Lectures characterized by students as badly structured or insufficiently prepared (BadStructPrep) are not only connected to there being no perceived difference to watching them online (NoDiff) or them simply being not useful (NotUseful), but also to TooBoring and attempts to compensate by playing some sections faster and rewinding others. It is important to note that we only asked students why they did not come to lectures—we thus would not have statements from the students who did find it worthwhile to come.

An unexpected link between PlayFaster and the ability to concentrate was revealed in several comments:

“At triple speed, it’s easier to watch the lectures, you get less distracted.”

“I was able to focus on the material better when I was following the recording at 1.5 times the normal speed, because otherwise I probably would have drifted off with my mind.”

The students who provided these quotes scored 5.0 and 4.75 on their exams, respectively. Overall, the students who made statements like these scored \(4.8\pm 0.9\), which is essentially the same as the overall average (no significant difference, \(p\approx 1\)).

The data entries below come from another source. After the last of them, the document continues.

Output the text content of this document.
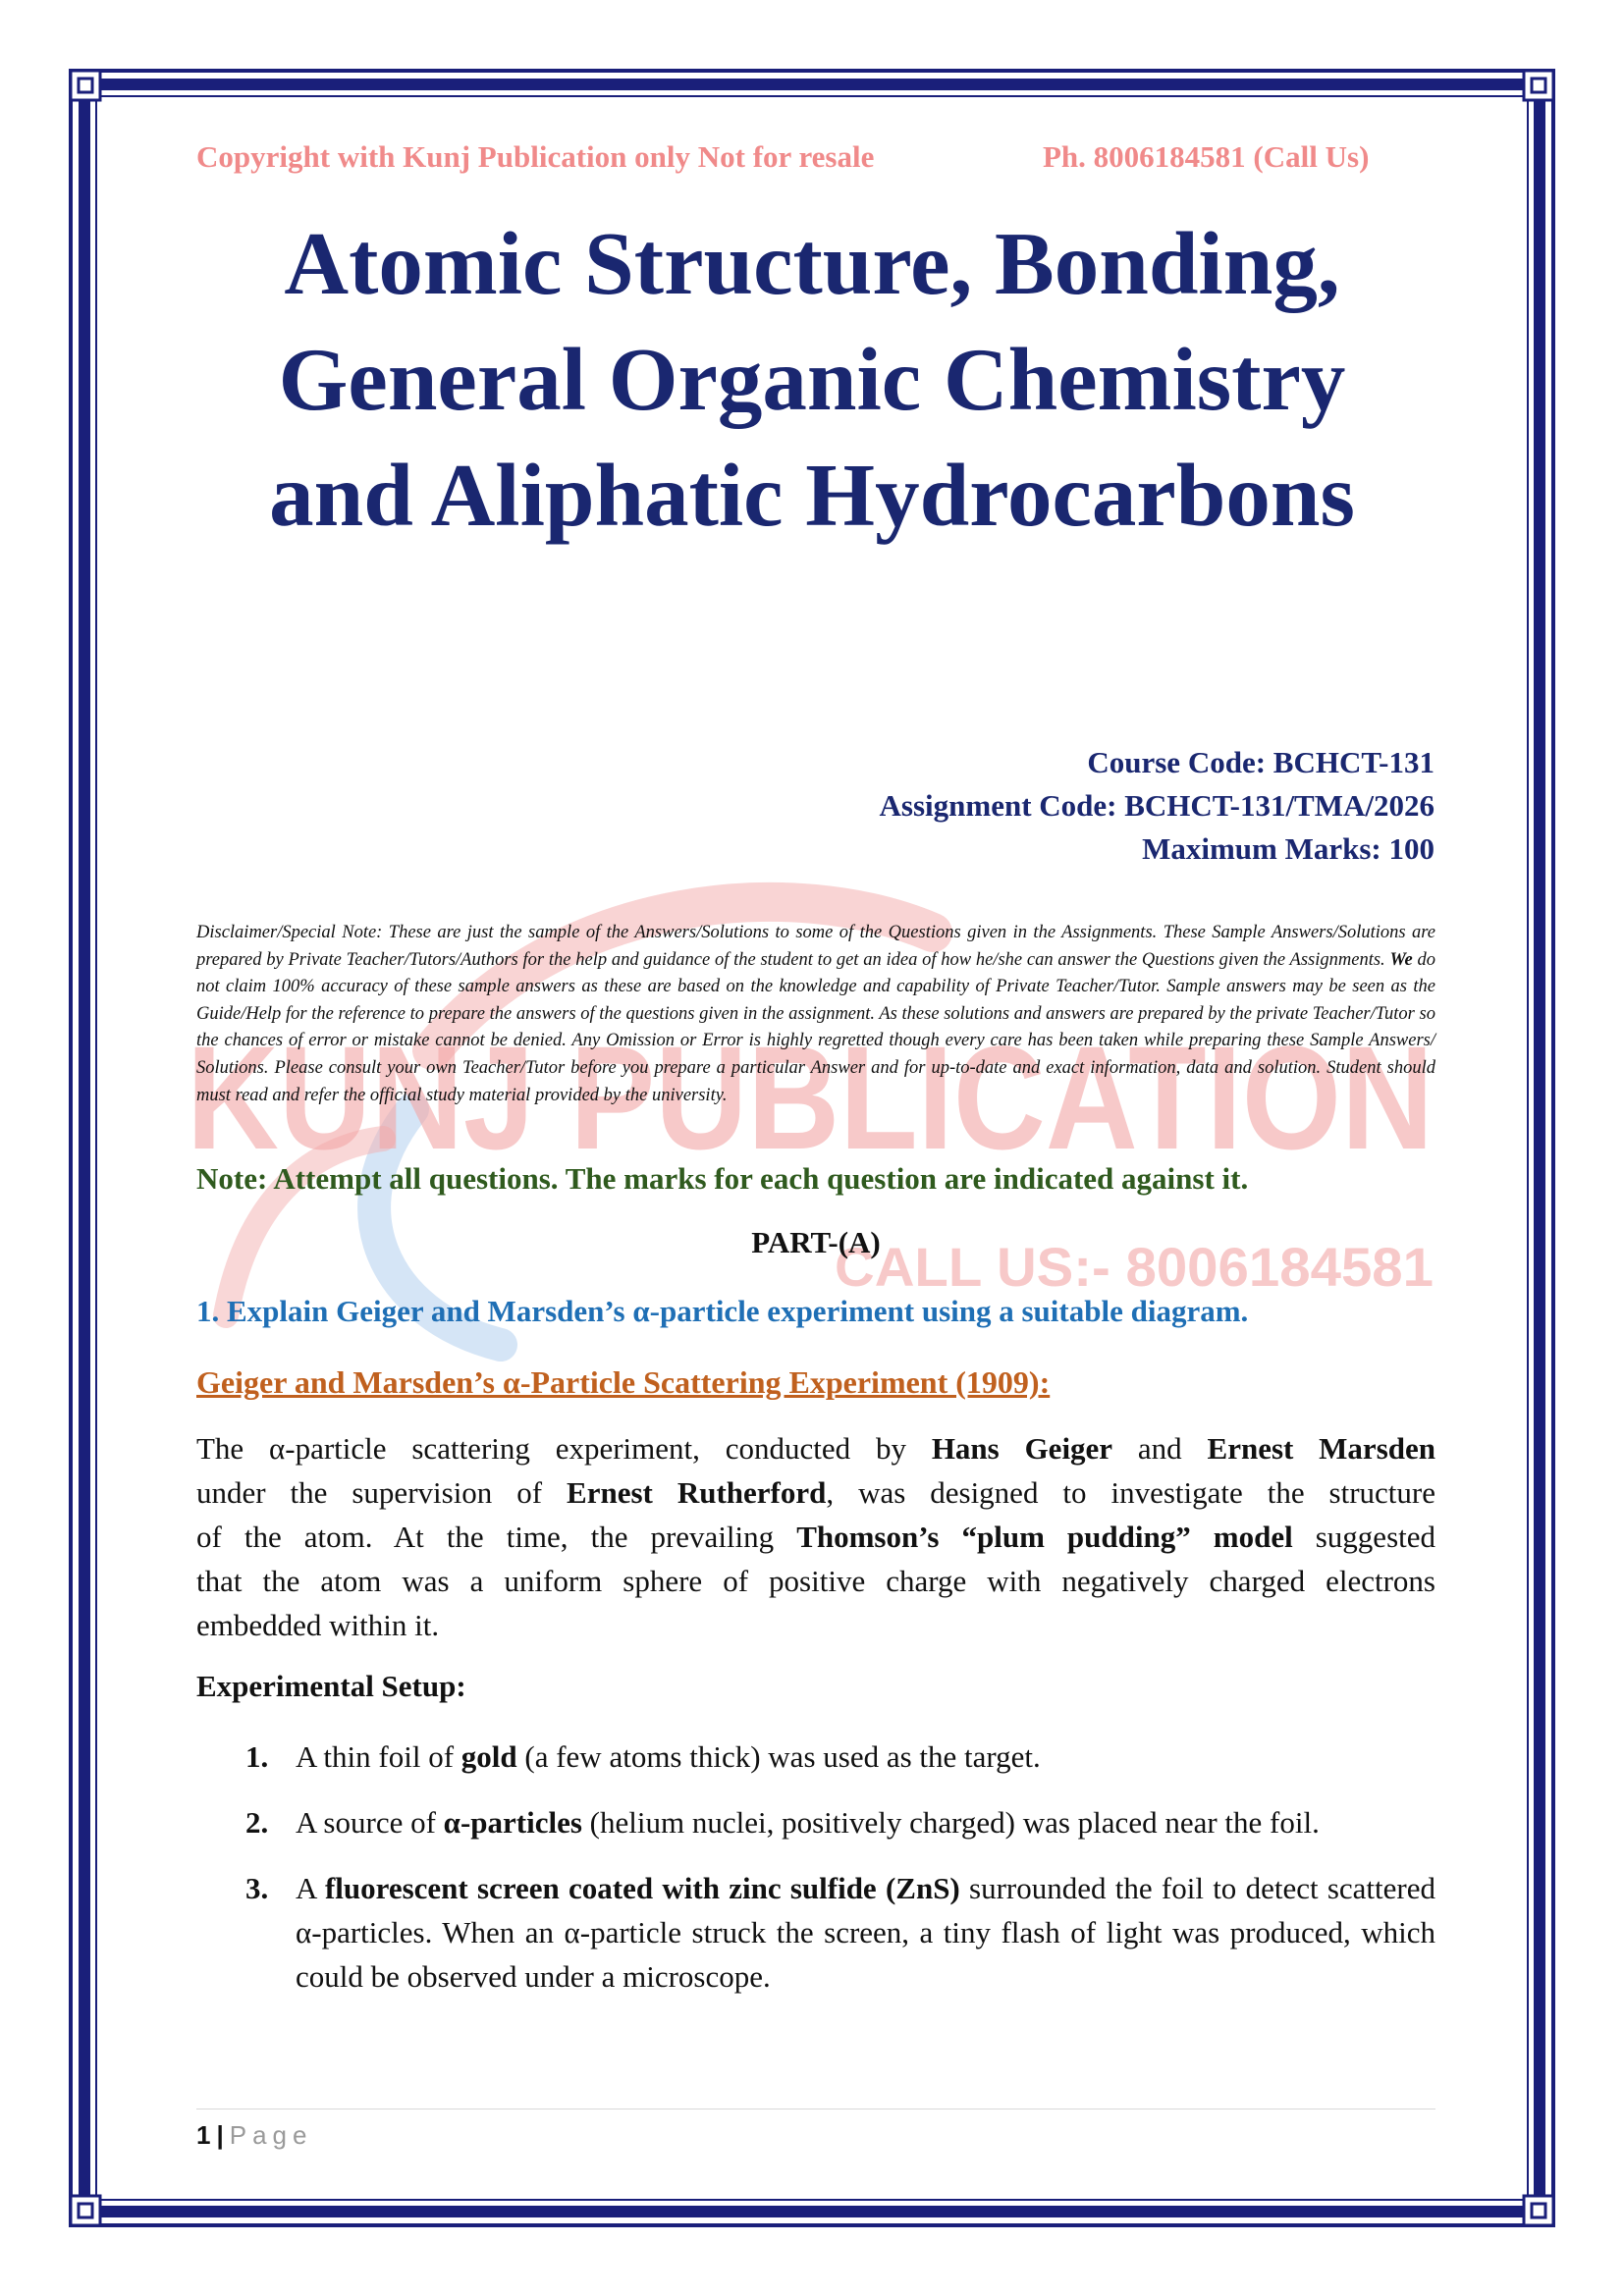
KUNJ PUBLICATION
CALL US:- 8006184581
Copyright with Kunj Publication only Not for resale	Ph. 8006184581 (Call Us)
Atomic Structure, Bonding,
General Organic Chemistry
and Aliphatic Hydrocarbons
Course Code: BCHCT-131
Assignment Code: BCHCT-131/TMA/2026
Maximum Marks: 100
Disclaimer/Special Note: These are just the sample of the Answers/Solutions to some of the Questions given in the Assignments. These Sample Answers/Solutions are prepared by Private Teacher/Tutors/Authors for the help and guidance of the student to get an idea of how he/she can answer the Questions given the Assignments. We do not claim 100% accuracy of these sample answers as these are based on the knowledge and capability of Private Teacher/Tutor. Sample answers may be seen as the Guide/Help for the reference to prepare the answers of the questions given in the assignment. As these solutions and answers are prepared by the private Teacher/Tutor so the chances of error or mistake cannot be denied. Any Omission or Error is highly regretted though every care has been taken while preparing these Sample Answers/ Solutions. Please consult your own Teacher/Tutor before you prepare a particular Answer and for up-to-date and exact information, data and solution. Student should must read and refer the official study material provided by the university.
Note: Attempt all questions. The marks for each question are indicated against it.
PART-(A)
1. Explain Geiger and Marsden’s α-particle experiment using a suitable diagram.
Geiger and Marsden’s α-Particle Scattering Experiment (1909):
The α-particle scattering experiment, conducted by Hans Geiger and Ernest Marsden
under the supervision of Ernest Rutherford, was designed to investigate the structure
of the atom. At the time, the prevailing Thomson’s “plum pudding” model suggested
that the atom was a uniform sphere of positive charge with negatively charged electrons
embedded within it.
Experimental Setup:
1. A thin foil of gold (a few atoms thick) was used as the target.
2. A source of α-particles (helium nuclei, positively charged) was placed near the foil.
3. A fluorescent screen coated with zinc sulfide (ZnS) surrounded the foil to detect scattered α-particles. When an α-particle struck the screen, a tiny flash of light was produced, which could be observed under a microscope.
1 | Page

In addition, some students run the videos through cloud-based services that cut out pauses and stuttering, which some students directly hooked up to the university’s video portal through a browser plugin.

Remaining clusters

Cluster 3 corresponds to Cluster 2 in Figs. 6 and 7. The strongest link to reasons for not going to live lecture is through a rather obvious negative correlation between PriorInterest and NoInterest.

Cluster 4 is essentially the same as Cluster 1 in Figs. 6 and 7 except for the exam-specific items not considered here. It has no strong connection to reasons for not going to class, the strongest one being a negative correlation between CoursePrepared and NotUseful.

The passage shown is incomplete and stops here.